The language in this problem is: $\{bb, bab, baab, baaab,…\}$ = $\{ba^nb | n \in \mathbb{N} \}$

For some, I know that one of the constructors involves the empty string, like $S \rightarrow \Lambda$, but that is usually when the empty string is included in the language (at least in the examples the professor showed us). So like $\{ \Lambda, bb, bab,…\}$. I looked in the back of the book and some of the other problems didn't have an empty string as one of their constructors.

I was thinking it's something like:

$S \rightarrow \Lambda$ | $bSb$ | $aS$

So that: $S => bSb => b\Lambda b => bb$ or $S => bSb => baSb => baaSb => baa\Lambda b => baab$

This gives me the language I am looking for somewhat, but what if $S => \Lambda$ right from the start? Then that messes me up since $\Lambda$ is not included in the language. Any idea on how to fix this?

Best Answer

Your suggested grammar has an additional problem besides generating the empty string: it generates $bbbb,bbbbbb,bbabb$, and infinitely many other words that you don’t want.

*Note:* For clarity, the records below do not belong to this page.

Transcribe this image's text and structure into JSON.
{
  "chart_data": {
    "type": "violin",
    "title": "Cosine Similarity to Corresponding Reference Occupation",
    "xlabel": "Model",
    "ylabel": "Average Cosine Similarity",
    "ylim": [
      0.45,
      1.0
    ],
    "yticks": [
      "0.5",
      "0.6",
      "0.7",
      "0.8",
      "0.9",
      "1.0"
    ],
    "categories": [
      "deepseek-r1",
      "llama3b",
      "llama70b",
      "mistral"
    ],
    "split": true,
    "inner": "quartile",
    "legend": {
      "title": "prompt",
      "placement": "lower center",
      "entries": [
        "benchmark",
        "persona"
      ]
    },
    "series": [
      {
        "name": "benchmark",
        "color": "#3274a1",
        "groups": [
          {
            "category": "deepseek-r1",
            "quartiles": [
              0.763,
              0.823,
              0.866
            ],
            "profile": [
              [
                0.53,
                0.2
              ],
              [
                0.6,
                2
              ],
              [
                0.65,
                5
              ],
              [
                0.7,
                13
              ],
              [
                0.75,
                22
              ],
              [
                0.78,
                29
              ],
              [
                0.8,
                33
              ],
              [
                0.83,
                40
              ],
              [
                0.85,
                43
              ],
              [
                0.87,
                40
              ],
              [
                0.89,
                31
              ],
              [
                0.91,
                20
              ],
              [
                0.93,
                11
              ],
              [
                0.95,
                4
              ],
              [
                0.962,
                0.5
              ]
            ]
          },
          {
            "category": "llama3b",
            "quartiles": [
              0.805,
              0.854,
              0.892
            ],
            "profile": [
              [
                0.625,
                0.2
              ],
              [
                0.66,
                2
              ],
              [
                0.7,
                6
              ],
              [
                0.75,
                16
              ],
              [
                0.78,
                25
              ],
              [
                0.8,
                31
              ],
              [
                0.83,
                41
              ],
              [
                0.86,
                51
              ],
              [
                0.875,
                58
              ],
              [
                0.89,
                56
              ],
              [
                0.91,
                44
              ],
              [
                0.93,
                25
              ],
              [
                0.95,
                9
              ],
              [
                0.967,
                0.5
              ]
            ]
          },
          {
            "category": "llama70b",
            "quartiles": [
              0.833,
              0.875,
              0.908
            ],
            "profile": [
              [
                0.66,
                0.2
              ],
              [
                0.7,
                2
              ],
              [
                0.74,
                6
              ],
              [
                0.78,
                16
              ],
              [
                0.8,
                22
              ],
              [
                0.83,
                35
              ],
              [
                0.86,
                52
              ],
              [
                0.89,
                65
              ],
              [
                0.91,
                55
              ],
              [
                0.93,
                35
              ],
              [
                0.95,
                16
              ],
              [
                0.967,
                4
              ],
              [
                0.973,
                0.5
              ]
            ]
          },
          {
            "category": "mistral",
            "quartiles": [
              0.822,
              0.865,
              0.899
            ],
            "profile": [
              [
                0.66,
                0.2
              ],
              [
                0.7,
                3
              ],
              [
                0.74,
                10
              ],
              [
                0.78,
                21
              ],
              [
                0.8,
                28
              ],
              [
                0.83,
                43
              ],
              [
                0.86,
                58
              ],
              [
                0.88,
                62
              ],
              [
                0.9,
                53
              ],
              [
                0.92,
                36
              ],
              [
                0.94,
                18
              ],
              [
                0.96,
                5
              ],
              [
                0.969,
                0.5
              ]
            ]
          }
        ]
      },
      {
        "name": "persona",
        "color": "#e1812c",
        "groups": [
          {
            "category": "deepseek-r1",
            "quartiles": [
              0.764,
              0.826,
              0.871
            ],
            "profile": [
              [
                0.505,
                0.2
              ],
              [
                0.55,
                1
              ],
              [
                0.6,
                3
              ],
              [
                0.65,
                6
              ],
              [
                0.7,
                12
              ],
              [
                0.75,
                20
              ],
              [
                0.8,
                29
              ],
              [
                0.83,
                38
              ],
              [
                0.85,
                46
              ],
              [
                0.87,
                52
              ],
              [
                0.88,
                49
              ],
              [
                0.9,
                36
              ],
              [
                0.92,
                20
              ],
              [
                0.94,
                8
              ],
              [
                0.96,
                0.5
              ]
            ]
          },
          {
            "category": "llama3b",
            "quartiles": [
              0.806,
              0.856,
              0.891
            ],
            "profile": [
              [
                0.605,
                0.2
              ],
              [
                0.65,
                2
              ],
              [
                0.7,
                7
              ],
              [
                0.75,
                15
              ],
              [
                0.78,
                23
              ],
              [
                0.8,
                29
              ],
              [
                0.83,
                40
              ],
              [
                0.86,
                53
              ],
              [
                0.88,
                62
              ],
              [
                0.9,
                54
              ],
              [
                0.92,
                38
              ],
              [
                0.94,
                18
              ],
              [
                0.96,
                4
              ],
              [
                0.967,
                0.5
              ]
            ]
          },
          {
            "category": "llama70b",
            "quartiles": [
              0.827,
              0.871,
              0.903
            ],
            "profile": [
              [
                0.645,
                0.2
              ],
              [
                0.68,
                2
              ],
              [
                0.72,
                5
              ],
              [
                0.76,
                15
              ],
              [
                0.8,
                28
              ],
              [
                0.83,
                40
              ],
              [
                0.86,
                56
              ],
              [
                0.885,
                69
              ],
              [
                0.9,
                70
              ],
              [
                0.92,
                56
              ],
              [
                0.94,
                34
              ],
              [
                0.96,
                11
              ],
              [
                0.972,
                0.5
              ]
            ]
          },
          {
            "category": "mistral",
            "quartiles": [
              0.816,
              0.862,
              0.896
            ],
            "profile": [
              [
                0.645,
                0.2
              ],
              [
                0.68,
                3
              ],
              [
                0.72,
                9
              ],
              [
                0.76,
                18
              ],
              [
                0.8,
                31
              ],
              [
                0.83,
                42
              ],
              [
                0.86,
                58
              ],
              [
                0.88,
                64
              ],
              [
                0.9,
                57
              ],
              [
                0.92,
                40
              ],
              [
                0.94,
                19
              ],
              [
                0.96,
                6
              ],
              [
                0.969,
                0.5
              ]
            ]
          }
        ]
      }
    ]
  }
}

Note that the language is regular: it corresponds to the regular expression $ba^*b$. Thus, we should be able to come up with a regular grammar for it. Clearly the first terminal symbol that this grammar generates should be a $b$, and after that we want to be able to generate an arbitrary string of $a$s. That suggests a production $S\to bA$, where the non-terminal $A$ will be capable of generating a string of $a$s followed by a single $b$. Clearly we need $A\to b$ in order to be able to end a string correctly. The grammar needs just one more production in order to generate the right language; can you see what it is?